Name: Elias Kazanjoglou                                                                 
Born: 7 September 1909 Constantinople, Ottoman Empire                                   
Died: 28 September 2003 New York, US                                                     
Elia Kazan (September 7, 1909 – September 28, 2003) was a                             
Greek-American film and theatre director, film and theatrical producer,                 
screenwriter, novelist and cofounder of the influential Actors Studio in New             
York in 1947.                                                                           
Elia Kazan was born Elias Kazancıoğlu in 1909 in Constantinople (present-day           
Istanbul, Turkey), then capital of the Ottoman Empire, to a Greek family.               

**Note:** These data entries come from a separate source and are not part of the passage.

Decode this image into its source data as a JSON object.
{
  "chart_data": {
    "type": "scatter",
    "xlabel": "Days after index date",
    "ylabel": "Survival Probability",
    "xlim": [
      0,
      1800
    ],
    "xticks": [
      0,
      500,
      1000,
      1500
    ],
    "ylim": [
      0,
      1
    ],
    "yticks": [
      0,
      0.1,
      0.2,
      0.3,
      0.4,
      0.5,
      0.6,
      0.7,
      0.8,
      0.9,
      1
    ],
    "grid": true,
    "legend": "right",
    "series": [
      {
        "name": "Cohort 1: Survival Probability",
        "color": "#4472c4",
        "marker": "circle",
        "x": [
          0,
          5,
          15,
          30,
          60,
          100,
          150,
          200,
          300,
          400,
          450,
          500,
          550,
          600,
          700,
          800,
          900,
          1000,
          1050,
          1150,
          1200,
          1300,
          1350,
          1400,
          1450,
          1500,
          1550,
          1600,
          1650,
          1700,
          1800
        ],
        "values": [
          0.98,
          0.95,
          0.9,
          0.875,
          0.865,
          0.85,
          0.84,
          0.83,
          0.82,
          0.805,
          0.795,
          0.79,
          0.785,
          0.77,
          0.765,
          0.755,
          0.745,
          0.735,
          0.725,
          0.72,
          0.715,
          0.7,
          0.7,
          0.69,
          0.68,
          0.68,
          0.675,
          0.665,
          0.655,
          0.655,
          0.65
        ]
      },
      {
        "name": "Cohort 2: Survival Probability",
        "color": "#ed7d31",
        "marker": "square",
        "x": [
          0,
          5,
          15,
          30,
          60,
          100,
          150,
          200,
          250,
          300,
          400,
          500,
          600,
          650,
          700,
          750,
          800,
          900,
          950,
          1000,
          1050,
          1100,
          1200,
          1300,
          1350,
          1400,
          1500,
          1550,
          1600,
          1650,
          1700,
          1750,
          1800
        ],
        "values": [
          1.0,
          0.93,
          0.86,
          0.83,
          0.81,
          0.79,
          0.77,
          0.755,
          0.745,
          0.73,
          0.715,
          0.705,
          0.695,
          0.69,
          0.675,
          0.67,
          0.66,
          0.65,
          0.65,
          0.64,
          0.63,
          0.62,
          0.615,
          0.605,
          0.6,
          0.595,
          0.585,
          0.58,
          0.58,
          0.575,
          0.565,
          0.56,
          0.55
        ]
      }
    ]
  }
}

According to some sources he was born in the Anatolian city of Kayseri.                 
Suffering the prejudice of being Greek from the newly formed government of the           
Young Turks, his family emigrated to the United States in 1913 and settled in           
New York City, where his father, George Kazanjoglou, became a rug merchant.             
Kazan's father expected that his son would go into the family business, but his         
mother, Athena, encouraged Kazan to make his own decisions.                             
Kazan attended public schools in New York City and New Rochelle, New York. After         
graduating from Williams College, Massachusetts, Kazan studied at Yale                   
University's School of Drama. In the 1930s, Kazan acted with New York's Group           
Theatre, alongside (among others) Lee Strasberg, Clifford Odets, and Stella and         
Luther Adler. During this period, Kazan earned his nickname 'Gadg,' short for           
Gadget - he never learned to love the name. For about 19 months in 1934-36,             
Kazan was a member of a secret Communist cell.                                           
He became one of the most visible members of the Hollywood elite. Kazan's               
theater credits included acting in Men in White, Waiting for Lefty, Johnny               
Johnson, and Golden Boy, and directing A Streetcar Named Desire (1951) and Cat           
on a Hot Tin Roof (1955), two of the plays that made Tennessee Williams a               
theatrical and literary force, and All My Sons (1947) and Death of a Salesman, (1949)   
the plays which did much the same for Arthur Miller. He received three Tony             
Awards, winning for All My Sons, Death of a Salesman, and J.B.                           
Vivien Leigh in A Streetcar Named Desire (1951)                                         
Kazan's history as a film director is scarcely less noteworthy. He won two               
Academy Awards for Best Director, for Gentleman's Agreement (1947) and On the           
Waterfront (1954). He elicited remarkable performances from actors such as               
Marlon Brando and Oscar winners Vivien Leigh, Karl Malden and Kim Hunter in A           
Streetcar Named Desire (1951) (the film version of Tennessee Williams' play),           
James Dean and Oscar winner Jo Van Fleet in East of Eden (adapted from the John         
Steinbeck novel), and Andy Griffith in A Face in the Crowd.